Peanut Butter Cupcakes
• 3 cups cake flour (335g)
• 1 cup granulated sugar (200g)
• 1 cup light brown sugar firmly packed (200g)
• 1 ½ teaspoons baking powder
• ½ teaspoon baking soda
• 1 teaspoon salt
• 12 Tablespoons unsalted butter melted (170g)
• ¼ cup vegetable or canola oil (60ml)
• 1 cup creamy peanut butter (260g)
• 3 large eggs room temperature preferred
• 1 Tablespoon vanilla extract
• 1 cup sour cream (240g)
• ¼ cup whole milk (60ml)
Peanut Butter & Chocolate Frosting
• 1 ½ cup unsalted butter softened (340g)
• 1 ½ cup creamy peanut butter (390g)
• 1 ½ teaspoons vanilla extract
• ½ teaspoon salt
• 4 cups powdered sugar (500g)
• 1-3 Tablespoons milk
• ½ cup natural cocoa powder (50g)
In a large mixing bowl, whisk together flour, sugars, baking powder, baking soda, and salt.
Add melted butter and oil and use an electric mixer to stir until all flour is moistened.
Stir in peanut butter.
Add eggs, vanilla extract and sour cream and stir until thoroughly combined.
Slowly drizzle in milk and stir until completely combined and batter is smooth and uniform.
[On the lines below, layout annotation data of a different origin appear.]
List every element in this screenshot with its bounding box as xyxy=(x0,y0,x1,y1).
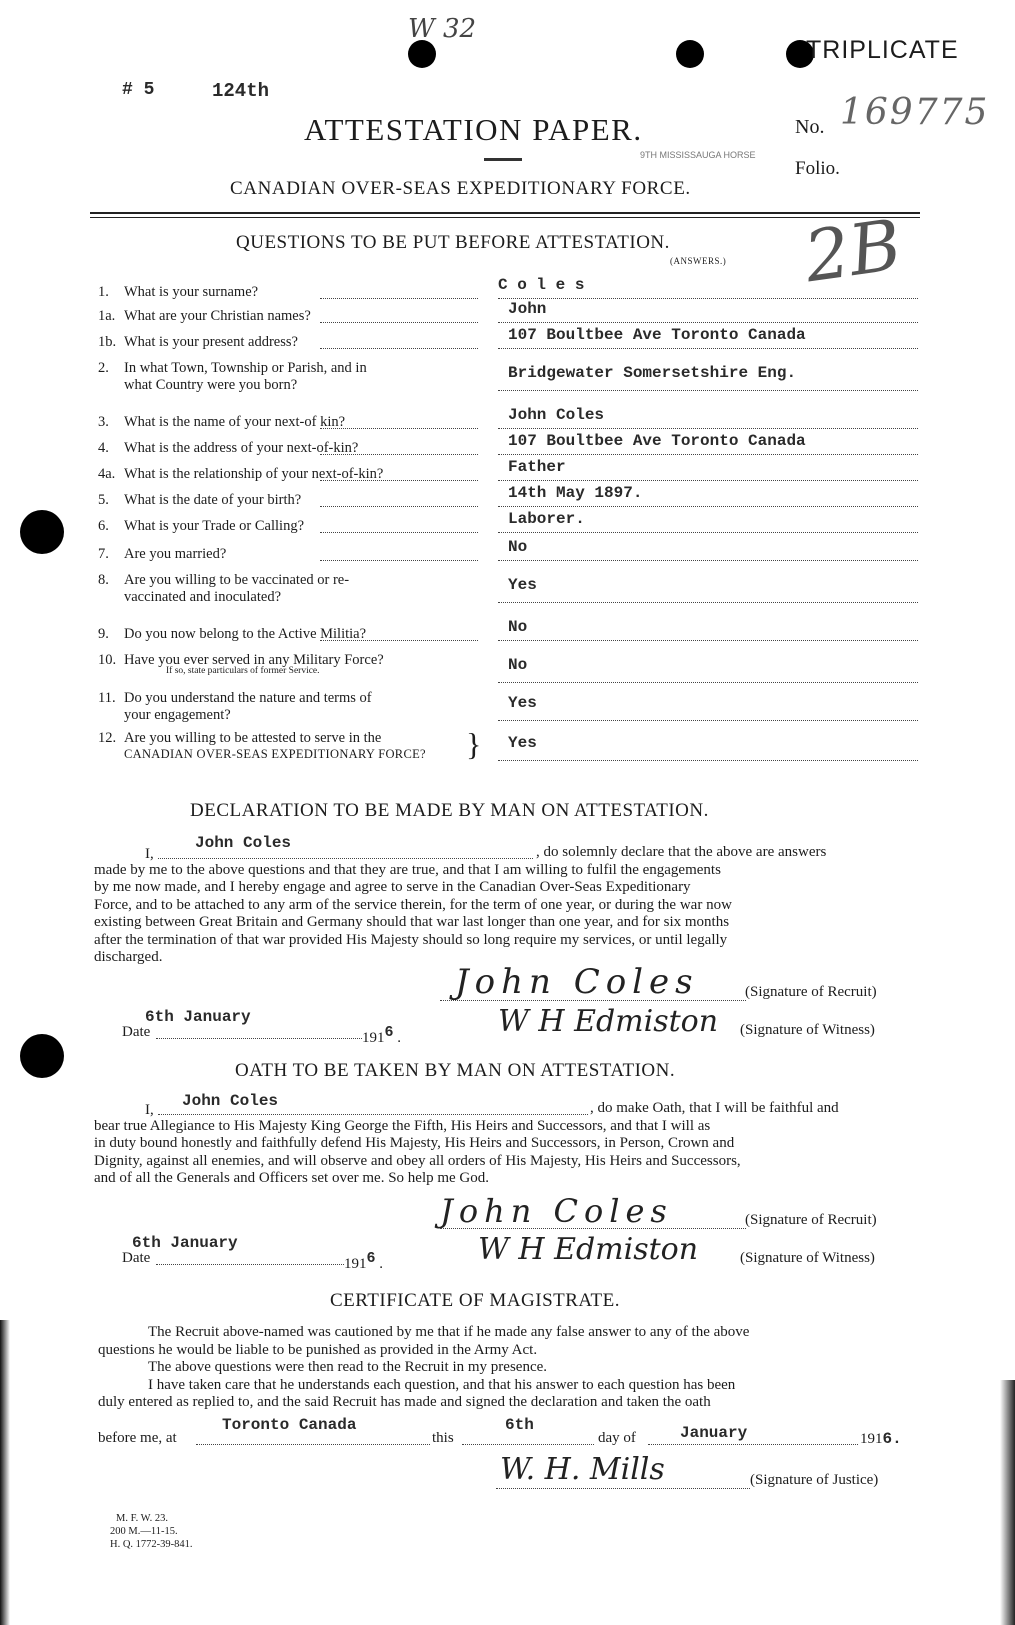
question-number: 1b. xyxy=(98,334,117,350)
folio-label: Folio. xyxy=(795,158,840,179)
regimental-number: 169775 xyxy=(840,92,990,133)
oath-name: John Coles xyxy=(182,1092,279,1110)
question-number: 2. xyxy=(98,360,109,376)
oath-date-label: Date xyxy=(122,1250,151,1266)
declaration-recruit-label: (Signature of Recruit) xyxy=(745,984,877,1000)
hole-punch-top-2 xyxy=(676,40,704,68)
question-text: your engagement? xyxy=(124,707,231,723)
question-answer: John xyxy=(508,300,547,318)
answer-line xyxy=(498,480,918,481)
handwritten-reference: W 32 xyxy=(408,14,477,44)
declaration-year: $191^6$ . xyxy=(362,1024,402,1046)
no-label: No. xyxy=(795,116,825,138)
oath-witness-signature: W H Edmiston xyxy=(478,1232,699,1267)
question-text: Are you married? xyxy=(124,546,227,562)
oath-line: bear true Allegiance to His Majesty King George the Fifth, His Heirs and Successors, and that I will as xyxy=(94,1117,711,1134)
question-number: 6. xyxy=(98,518,109,534)
answer-line xyxy=(498,348,918,349)
stamp-number: # 5 xyxy=(122,80,155,100)
question-answer: C o l e s xyxy=(498,276,585,294)
oath-line: , do make Oath, that I will be faithful and xyxy=(590,1100,839,1116)
declaration-witness-label: (Signature of Witness) xyxy=(740,1022,875,1038)
footer-line: H. Q. 1772-39-841. xyxy=(110,1539,193,1550)
certificate-line: duly entered as replied to, and the said Recruit has made and signed the declaration and taken the oath xyxy=(98,1394,711,1410)
declaration-name: John Coles xyxy=(195,834,292,852)
certificate-this-label: this xyxy=(432,1430,454,1446)
question-number: 9. xyxy=(98,626,109,642)
document-title: ATTESTATION PAPER. xyxy=(304,112,643,147)
declaration-text xyxy=(94,844,924,967)
certificate-text xyxy=(98,1324,926,1412)
footer-line: 200 M.—11-15. xyxy=(110,1526,178,1537)
answer-line xyxy=(498,390,918,391)
declaration-line: , do solemnly declare that the above are answers xyxy=(536,844,827,860)
justice-label: (Signature of Justice) xyxy=(750,1472,879,1488)
answer-line xyxy=(498,760,918,761)
oath-year: $191^6$ . xyxy=(344,1250,384,1272)
oath-recruit-line xyxy=(440,1228,746,1229)
answers-label: (ANSWERS.) xyxy=(670,256,727,266)
footer-codes xyxy=(110,1512,193,1551)
certificate-year-suffix: 6. xyxy=(882,1430,902,1448)
question-brace: } xyxy=(466,726,482,762)
declaration-year-suffix: 6 xyxy=(384,1024,394,1041)
certificate-line: questions he would be liable to be punished as provided in the Army Act. xyxy=(98,1341,538,1358)
certificate-line: The above questions were then read to the Recruit in my presence. xyxy=(148,1359,548,1375)
declaration-heading: DECLARATION TO BE MADE BY MAN ON ATTESTATION. xyxy=(190,800,709,821)
question-leader-line xyxy=(320,640,478,641)
declaration-line: made by me to the above questions and that they are true, and that I am willing to fulfil the engagements xyxy=(94,861,721,878)
answer-line xyxy=(498,532,918,533)
copy-label: TRIPLICATE xyxy=(806,36,959,64)
question-number: 5. xyxy=(98,492,109,508)
answer-line xyxy=(498,428,918,429)
question-answer: No xyxy=(508,656,528,674)
oath-year-suffix: 6 xyxy=(366,1250,376,1267)
question-answer: Laborer. xyxy=(508,510,585,528)
declaration-date-value: 6th January xyxy=(145,1008,251,1026)
question-answer: 14th May 1897. xyxy=(508,484,643,502)
question-text: what Country were you born? xyxy=(124,377,298,393)
hole-punch-1 xyxy=(20,510,64,554)
question-text: If so, state particulars of former Service. xyxy=(166,666,320,676)
certificate-day-line xyxy=(462,1444,594,1445)
question-text: CANADIAN OVER-SEAS EXPEDITIONARY FORCE? xyxy=(124,747,426,761)
answer-line xyxy=(498,682,918,683)
answer-line xyxy=(498,560,918,561)
oath-i-label: I, xyxy=(145,1102,154,1118)
question-text: Do you now belong to the Active Militia? xyxy=(124,626,367,642)
certificate-year xyxy=(860,1430,902,1448)
question-number: 3. xyxy=(98,414,109,430)
question-answer: No xyxy=(508,538,528,556)
question-answer: Yes xyxy=(508,734,537,752)
hole-punch-2 xyxy=(20,1034,64,1078)
question-leader-line xyxy=(320,298,478,299)
question-number: 11. xyxy=(98,690,116,706)
oath-year-prefix: 191 xyxy=(344,1256,367,1272)
question-leader-line xyxy=(320,560,478,561)
margin-mark: 2B xyxy=(799,203,907,299)
declaration-i-label: I, xyxy=(145,846,154,862)
certificate-day-of-label: day of xyxy=(598,1430,636,1446)
question-text: What is your surname? xyxy=(124,284,259,300)
answer-line xyxy=(498,640,918,641)
question-number: 1a. xyxy=(98,308,116,324)
justice-signature-line xyxy=(496,1488,750,1489)
oath-recruit-signature: John Coles xyxy=(440,1192,673,1230)
question-answer: Yes xyxy=(508,694,537,712)
question-number: 10. xyxy=(98,652,117,668)
battalion-label: 124th xyxy=(212,80,270,102)
oath-line: and of all the Generals and Officers set over me. So help me God. xyxy=(94,1170,490,1186)
oath-date-line xyxy=(156,1264,344,1265)
question-answer: 107 Boultbee Ave Toronto Canada xyxy=(508,326,806,344)
question-text: What is the relationship of your next-of-kin? xyxy=(124,466,384,482)
question-leader-line xyxy=(320,322,478,323)
declaration-date-line xyxy=(156,1038,362,1039)
question-text: What is the date of your birth? xyxy=(124,492,302,508)
question-leader-line xyxy=(320,480,478,481)
justice-signature: W. H. Mills xyxy=(500,1452,665,1487)
question-text: What is your Trade or Calling? xyxy=(124,518,305,534)
question-number: 4a. xyxy=(98,466,116,482)
regiment-stamp: 9TH MISSISSAUGA HORSE xyxy=(640,150,756,160)
question-leader-line xyxy=(320,454,478,455)
title-underline xyxy=(484,158,522,161)
question-text: Are you willing to be vaccinated or re- xyxy=(124,572,350,588)
declaration-line: by me now made, and I hereby engage and agree to serve in the Canadian Over-Seas Expeditionary xyxy=(94,879,691,895)
question-text: In what Town, Township or Parish, and in xyxy=(124,360,367,376)
question-text: What is the address of your next-of-kin? xyxy=(124,440,359,456)
certificate-month-line xyxy=(648,1444,858,1445)
certificate-before-label: before me, at xyxy=(98,1430,177,1446)
certificate-heading: CERTIFICATE OF MAGISTRATE. xyxy=(330,1290,621,1311)
oath-heading: OATH TO BE TAKEN BY MAN ON ATTESTATION. xyxy=(235,1060,676,1081)
answer-line xyxy=(498,506,918,507)
question-answer: 107 Boultbee Ave Toronto Canada xyxy=(508,432,806,450)
declaration-date-label: Date xyxy=(122,1024,151,1040)
question-leader-line xyxy=(320,428,478,429)
answer-line xyxy=(498,298,918,299)
question-number: 12. xyxy=(98,730,117,746)
question-number: 7. xyxy=(98,546,109,562)
footer-line: M. F. W. 23. xyxy=(116,1513,168,1524)
declaration-line: discharged. xyxy=(94,949,163,965)
question-answer: Bridgewater Somersetshire Eng. xyxy=(508,364,797,382)
question-text: Are you willing to be attested to serve in the xyxy=(124,730,382,746)
questions-heading: QUESTIONS TO BE PUT BEFORE ATTESTATION. xyxy=(236,232,670,253)
declaration-witness-signature: W H Edmiston xyxy=(498,1004,719,1039)
header-rule xyxy=(90,212,920,218)
left-edge-shadow xyxy=(0,1320,10,1625)
declaration-line: after the termination of that war provided His Majesty should so long require my services, or until legally xyxy=(94,931,728,948)
question-answer: John Coles xyxy=(508,406,605,424)
oath-recruit-label: (Signature of Recruit) xyxy=(745,1212,877,1228)
question-text: Have you ever served in any Military Force? xyxy=(124,652,384,668)
question-answer: Father xyxy=(508,458,566,476)
answer-line xyxy=(498,602,918,603)
question-text: Do you understand the nature and terms of xyxy=(124,690,372,706)
declaration-line: existing between Great Britain and Germany should that war last longer than one year, and for six months xyxy=(94,914,730,930)
answer-line xyxy=(498,720,918,721)
oath-witness-label: (Signature of Witness) xyxy=(740,1250,875,1266)
question-answer: Yes xyxy=(508,576,537,594)
question-leader-line xyxy=(320,506,478,507)
certificate-month: January xyxy=(680,1424,748,1442)
certificate-place: Toronto Canada xyxy=(222,1416,357,1434)
declaration-recruit-signature: John Coles xyxy=(455,962,699,1002)
certificate-line: I have taken care that he understands each question, and that his answer to each question has been xyxy=(148,1376,736,1393)
question-number: 4. xyxy=(98,440,109,456)
declaration-year-prefix: 191 xyxy=(362,1030,385,1046)
oath-date-value: 6th January xyxy=(132,1234,238,1252)
certificate-line: The Recruit above-named was cautioned by me that if he made any false answer to any of the above xyxy=(148,1324,750,1340)
question-text: vaccinated and inoculated? xyxy=(124,589,282,605)
declaration-line: Force, and to be attached to any arm of the service therein, for the term of one year, or during the war now xyxy=(94,896,732,913)
right-edge-shadow xyxy=(1000,1380,1015,1625)
certificate-year-prefix: 191 xyxy=(860,1431,883,1447)
question-answer: No xyxy=(508,618,528,636)
declaration-recruit-line xyxy=(440,1000,746,1001)
oath-text xyxy=(94,1100,924,1188)
document-subtitle: CANADIAN OVER-SEAS EXPEDITIONARY FORCE. xyxy=(230,178,691,199)
oath-line: Dignity, against all enemies, and will observe and obey all orders of His Majesty, His Heirs and Successors, xyxy=(94,1152,741,1169)
hole-punch-top-1 xyxy=(408,40,436,68)
question-number: 8. xyxy=(98,572,109,588)
answer-line xyxy=(498,322,918,323)
answer-line xyxy=(498,454,918,455)
oath-line: in duty bound honestly and faithfully defend His Majesty, His Heirs and Successors, in Person, Crown and xyxy=(94,1135,735,1151)
question-leader-line xyxy=(320,348,478,349)
question-text: What is the name of your next-of kin? xyxy=(124,414,346,430)
question-text: What is your present address? xyxy=(124,334,298,350)
question-number: 1. xyxy=(98,284,109,300)
question-leader-line xyxy=(320,532,478,533)
question-text: What are your Christian names? xyxy=(124,308,311,324)
certificate-place-line xyxy=(196,1444,430,1445)
certificate-day: 6th xyxy=(505,1416,534,1434)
Evenly divide batter into prepared cupcake tin.
Transfer to center rack of 350F (175C) oven (I only bake one tray at a time) and bake for 22-24 minutes or until a toothpick inserted in the center comes out clean or with moist crumbs.
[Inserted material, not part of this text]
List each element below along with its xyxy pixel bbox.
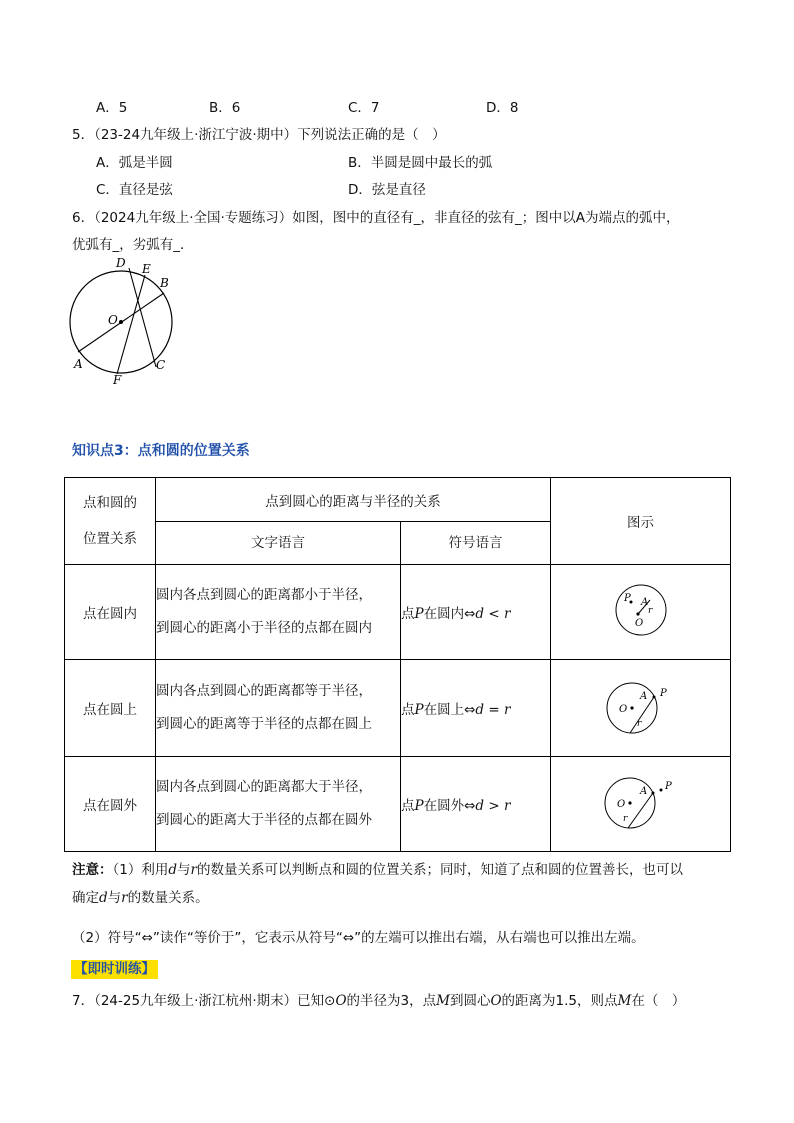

Allow cupcakes to cool in pan for 5 minutes before gently, carefully removing to a cooling rack to cool completely before frosting.
Combine butter, peanut butter, vanilla extract and salt and stir until smooth and creamy.
Gradually add powdered sugar until completely combined.
Thin frosting as needed by adding milk, one tablespoon at a time, until smooth and creamy.
Measure out approximately half of the frosting into a disposable piping bag and set aside.
Add cocoa powder to remaining half of frosting and stir until completely combined. If needed, thin the frosting with additional milk.
Transfer chocolate frosting to another piping bag. Snip the ends off both frosting bags and place in an additional piping bag that’s been fitted with a large tip.
Pipe swirled frosting onto cupcakes. Eat and Enjoy!